My favorite place to start is the US Bureau of the Census. There are huge data sets there and they are often quite interesting. Are your students discussing income, poverty, and health insurance with all that in the news? Would looking at Tables of Income by Detailed Socioeconomic Characteristics be helpful? It’s there! How about state population data? There to as part of the 2009 Statistical Abstract data. Frankly if you can not find interesting data there you’re just not looking. They have a census in schools page with information and resources for both teachers and students as well. Do your social studies teachers know about this? What a way to mix social studies with math/computer science. Or sociology!

Another great source of data sets is the U.S. Bureau of Labor Statistics. Take a look at the Databases, Tables & Calculators by Subject page for starters. And don’t forget the National Center for Education Statistics as well

Now suppose you want something a little bit different. A company called AggData has some interesting data sets for sale. They have some free data sets as well. Complete List of Oscar Nominees and Winners? Free. Complete List of McDonald's Locations $49 which is still pretty reasonable. What would you do with that? Well since that data has geolocation data you could plot distances. Check out Where The Buffalo Roamed to read about someone who created a data visualization and calculated the furthest away from McDonalds you can get in the lower 48 states. The possibilities are endless.

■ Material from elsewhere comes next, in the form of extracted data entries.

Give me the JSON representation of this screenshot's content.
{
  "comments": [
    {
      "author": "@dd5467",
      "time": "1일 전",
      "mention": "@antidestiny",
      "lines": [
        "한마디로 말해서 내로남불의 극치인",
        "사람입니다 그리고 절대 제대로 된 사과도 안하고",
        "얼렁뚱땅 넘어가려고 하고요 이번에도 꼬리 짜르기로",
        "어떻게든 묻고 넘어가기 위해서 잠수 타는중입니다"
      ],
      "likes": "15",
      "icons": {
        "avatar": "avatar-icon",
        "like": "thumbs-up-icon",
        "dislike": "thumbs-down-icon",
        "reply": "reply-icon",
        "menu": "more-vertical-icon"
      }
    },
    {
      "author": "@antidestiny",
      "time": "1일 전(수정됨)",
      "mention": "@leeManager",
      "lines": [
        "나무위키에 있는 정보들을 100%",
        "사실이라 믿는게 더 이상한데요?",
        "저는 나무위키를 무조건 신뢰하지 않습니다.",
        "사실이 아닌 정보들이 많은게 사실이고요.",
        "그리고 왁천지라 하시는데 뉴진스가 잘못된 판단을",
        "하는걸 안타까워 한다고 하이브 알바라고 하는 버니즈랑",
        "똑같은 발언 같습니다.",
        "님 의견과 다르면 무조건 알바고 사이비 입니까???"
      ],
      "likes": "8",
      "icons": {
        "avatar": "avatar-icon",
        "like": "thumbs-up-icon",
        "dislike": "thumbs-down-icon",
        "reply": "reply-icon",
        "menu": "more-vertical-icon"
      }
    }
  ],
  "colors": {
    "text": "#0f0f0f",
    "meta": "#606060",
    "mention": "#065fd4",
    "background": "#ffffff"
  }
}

I encourage people to think about the data they use for projects. There is data out there that can spark the imagination. More than that there is data out there that allows people to be creative and to create useful mash ups of data. Exposing students to this sort of thing young will help prepare them for topics like data mining and business intelligence analysis of data later on.

Speaking of which. For university people interested in a lot of data there is the Microsoft Enterprise Consortium

The Microsoft Enterprise Consortium is a joint program between the Department of Information Systems in the Sam M. Walton College of Business at the University of Arkansas, Fayetteville (Walton College) and Microsoft Corporation (MS). The purpose of this joint program is provide to the academic community access to large and compelling real world datasets for both teaching and research. The datasets are to support business intelligence, data mining, database instruction, and data warehousing by university faculty and researchers.

The initial large live datasets include –

  • Sam’s Club Sales Transactions Database with 6 tables and more than 55 million rows.
  • Dillard’s Department Store Sales Database with 5 tables and more than 128 million rows.
  • COPA Frozen Foods, Inc. Financials with 6 dimension tables linked to a fact table containing almost 12 million rows.